The State Of Madhya Pradesh vs. Commercial Engineers And Body Building Company Limited - (Supreme Court) (14 Oct 2022)
In a tax matter, when a statutory remedy of appeal is available, the High Court should not entertain the writ petition
MANU/SC/1342/2022
Sales Tax/VAT
In facts of present case, by an Assessment Order, the Assessing Officer denied the Input rebate under Section 14 of the Madhya Pradesh Value Added Tax Act, 2002 (‘MP VAT Act, 2002’) to the Respondent. Without preferring an appeal against the Assessment Order denying the Input rebate under Section 46(1) of the MP VAT Act, 2002, the Respondent preferred the writ petition before the High Court. The High Court entertained the writ petition by observing that, there are no disputed questions of facts involved in the matter and it is a question to be decided on admitted facts for which no dispute or enquiry into factual aspects of the matter is called for. Thereafter by the impugned judgment and order, the High Court has set aside the Assessment Order denying the Input rebate and consequently has allowed the Input rebate in favour of the Respondent – assessee – original writ Petitioner.
The High Court ought not to have entertained the writ petition under Article 226 of the Constitution of India, 1950 challenging the Assessment Order denying the Input rebate against which a statutory appeal would be available under Section 46(1) of the MP VAT Act, 2002.
While entertaining the writ petition under Article 226 of the Constitution of India challenging the Assessment Order denying the Input rebate, the High Court has observed that there are no disputed question of facts arise and it is a question to be decided on admitted facts for which no dispute or enquiry into factual aspects of the matter is called for.

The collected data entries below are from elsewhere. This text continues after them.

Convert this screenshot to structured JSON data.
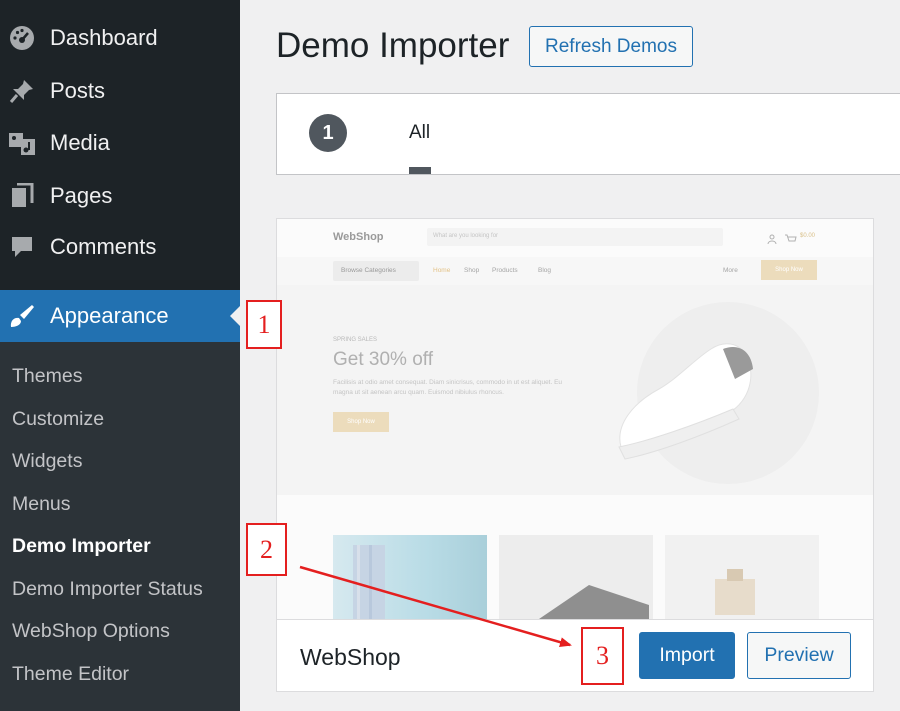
{
  "sidebar": {
    "menu": [
      {
        "label": "Dashboard",
        "icon": "dashboard-icon"
      },
      {
        "label": "Posts",
        "icon": "pin-icon"
      },
      {
        "label": "Media",
        "icon": "media-icon"
      },
      {
        "label": "Pages",
        "icon": "pages-icon"
      },
      {
        "label": "Comments",
        "icon": "comments-icon"
      },
      {
        "label": "Appearance",
        "icon": "brush-icon",
        "active": true
      }
    ],
    "submenu": [
      "Themes",
      "Customize",
      "Widgets",
      "Menus",
      "Demo Importer",
      "Demo Importer Status",
      "WebShop Options",
      "Theme Editor"
    ],
    "current_submenu": "Demo Importer"
  },
  "header": {
    "title": "Demo Importer",
    "refresh_label": "Refresh Demos"
  },
  "filter": {
    "count": "1",
    "tab_all": "All"
  },
  "theme": {
    "name": "WebShop",
    "import_label": "Import",
    "preview_label": "Preview",
    "screenshot": {
      "logo": "WebShop",
      "search_placeholder": "What are you looking for",
      "browse_categories": "Browse Categories",
      "nav": [
        "Home",
        "Shop",
        "Products",
        "Blog"
      ],
      "more": "More",
      "shop_now_top": "Shop Now",
      "cart_amount": "$0.00",
      "sale_label": "SPRING SALES",
      "headline": "Get 30% off",
      "body": "Facilisis at odio amet consequat. Diam sinicrisus, commodo in ut est aliquet. Eu magna ut sit aenean arcu quam. Euismod nibiulus rhoncus.",
      "shop_now_hero": "Shop Now"
    }
  },
  "annotations": [
    "1",
    "2",
    "3"
  ],
  "colors": {
    "sidebar_bg": "#1d2327",
    "accent": "#2271b1",
    "annotation_red": "#e41f1f"
  }
}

The aforesaid can hardly be a good/valid ground to entertain the writ petition under Article 226 of the Constitution of India challenging the Assessment Order denying the Input rebate against which a statutory remedy of appeal was available.
At this stage, a recent decision of this Court in the case of The State of Maharashtra and Others v. Greatship (India) Limited is required to be referred to. After taking into consideration the earlier decision of this Court in the case of United Bank of India v. Satyawati Tondon and others, it is observed and held that in a tax matter when a statutory remedy of appeal is available, the High Court ought not to have entertained the writ petition under Article 226 of the Constitution of India against the Assessment Order by-passing the statutory remedy of appeal.
The impugned judgment and order passed by the High Court entertaining the writ petition under Article 226 of the Constitution of India against the Assessment Order denying the benefit of Input rebate is unsustainable and the same deserves to be quashed and set aside and the original writ petitioner is to be relegated to prefer an appeal against the Assessment Order passed by the Divisional Deputy Commissioner, Commercial Tax, which may be available under Section 46(1) of the MP VAT Act, 2002. The impugned judgment and order passed by the High Court is quashed and set aside. Appeal allowed.